The same with bacon. The salt and nitrites** are claimed to be potentially lethal, but I could count the number of times a year I eat bacon on my fingers, and still have a few left over, so my risk is vanishingly small.
**Sodium nitrite gives bacon and ham its traditional pink colour.
Some years ago, there was a coffee scare – drink coffee, and you might as well order your coffin with your espresso. When examined closely, though, the data referred solely to a small population somewhere in rural Scandinavia who routinely put ground coffee in a saucepan, with water, and let it boil for hours, extracting a whole range of undesirable chemicals that people who drank normally-made coffee would never even encounter (in an espresso, for example, the water is in contact with the ground coffee for just a few seconds). Didn’t stop papers like the Mail running horror stories about it, though.

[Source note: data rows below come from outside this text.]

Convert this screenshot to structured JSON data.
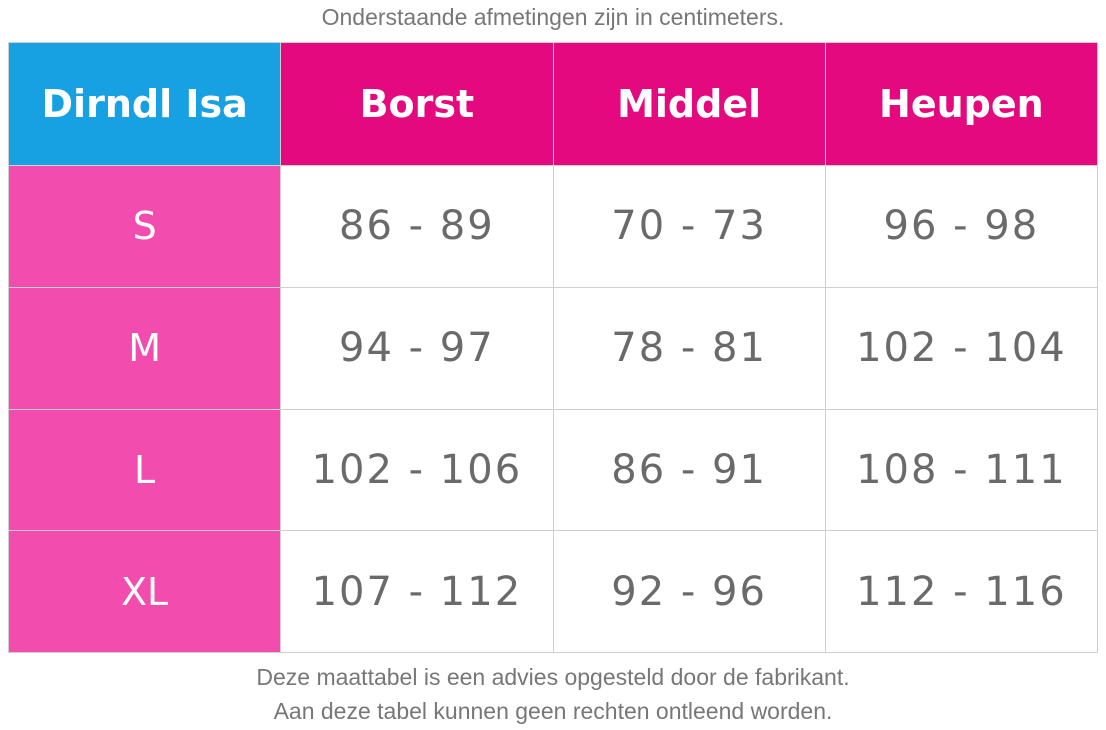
{
  "caption_top": "Onderstaande afmetingen zijn in centimeters.",
  "table": {
    "header": [
      "Dirndl Isa",
      "Borst",
      "Middel",
      "Heupen"
    ],
    "rows": [
      [
        "S",
        "86 - 89",
        "70 - 73",
        "96 - 98"
      ],
      [
        "M",
        "94 - 97",
        "78 - 81",
        "102 - 104"
      ],
      [
        "L",
        "102 - 106",
        "86 - 91",
        "108 - 111"
      ],
      [
        "XL",
        "107 - 112",
        "92 - 96",
        "112 - 116"
      ]
    ]
  },
  "footer": [
    "Deze maattabel is een advies opgesteld door de fabrikant.",
    "Aan deze tabel kunnen geen rechten ontleend worden."
  ]
}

Traditionally-smoked fish – which is to say fish that’s been brined and hung in a smokehouse, not just dunked in a bucket of dye and pretend smoke flavour – has been claimed to contain potentially life-threatening toxins but who, really, eats smoked fish in sufficient quantity to be at risk?
What the Guardian, and all the other dreary, killjoy, alarmists completely ignore is that people simply don’t eat enough of the suspect foods to be in any danger – moderation and variety take care of the problem.
Doubtless, there is still a small population of upper-clarss numpties insisting on kippers for breakfast every day, along with their bacon and eggs, but I haven’t seen any headlines screaming “Lord Numbnuts of Moronshire dies of kipper poisoning!”. And that’s mainly because people aren’t lab rats, and they don’t, as the unfortunate rodents are forced to do, eat ONLY kippers, or anything else, until they expire.
And, by the way, my pickled eggs are excellent, thanks for asking. And later today I shall be starting the first phase of curing my own Spanish panceta, which I am quite confident isn’t going to waylay me with botulism, further down the line.